Let’s now look at the equivalent defensive statistics, CA20, Save Percentage, and GA20.
For CA20, the lower number is better as it is obviously better to reduce the number of shots against. Aside from 2011-12, Phaneuf has had a better impact on his teammates when trailing when leading. Anyone noticing a trend here?
How about save percentage?
For save percentage, it is better to have a higher number as it indicates a boost in his goalies save percentage. Yet again, in every year Phaneuf has had a better impact on his teammates’ statistics when playing catch up vs. when protecting a lead.
As an aside, I always hear about how save percentage isn’t persistent and how is is affected significantly by randomness and luck. Well, out of all these charts, the save percentage one seems to be the most consistent with no real significant fluctuations.
And of course, how does this affect GA20?
Here it is better to have a lower number; it means a lower goals against rate and, not surprisingly, Phaneuf has consistently had a more positive impact on his teammates GA20.
Now that we have looked at offense and defense separately, let’s have a look at Phaneuf’s overall impact by looking at GF%RelTM.
As expected, Phaneuf has a significantly more positive impact on team performance when trailing versus when leading. When he is protecting a lead, he consistently has a negative impact on his teammates statistics; when leading, he consistently has a significant positive impact.
It is difficult to say why this is the case, except that when the Leafs are trailing Phaneuf is asked to play a more offensive role, and arguably he is more suited to that role. Most interesting is that Phaneuf’s defensive statistics are most significantly impacted (in a positive way) when he shifts to a more offensive role (although his individual offensive statistics see a big boost, too). We don’t see huge differences in his quality of competition or his quality of teammates, so those are unlikely significant factors, although they may play a minor role. He does start in the offensive zone more often when the Leafs are playing catch up vs when protecting a lead and this will have some impact, but it would surprise me if that alone is the significant reason. Team-level score effects are are not a factor as the stats presented above compare Phaneuf to his teammates in the same situation (i.e. leading vs trailing). Phaneuf is experiencing more significant or different score effects than the rest of the team.

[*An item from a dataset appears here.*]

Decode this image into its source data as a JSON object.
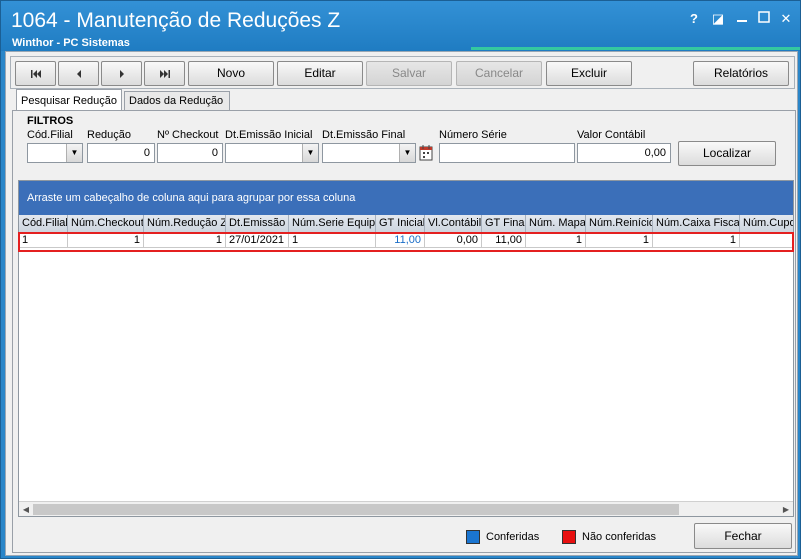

That said, I recently wrote an article on rush shots and the defensive zone play of Leafs defensemen in which I observed that Phaneuf is really good at limiting the opposing teams clean entries into the Leafs zone. I posited that, knowing his effectiveness in that area, it might be wise to have Phaneuf start more in the offensive and neutral zones. The evidence shown above just seems to reinforce that. Phaneuf is best utilized playing in more offensive roles and starting in the offensive zone, where he can utilize his best skills: A good shot and an ability to impede opposition rushes against.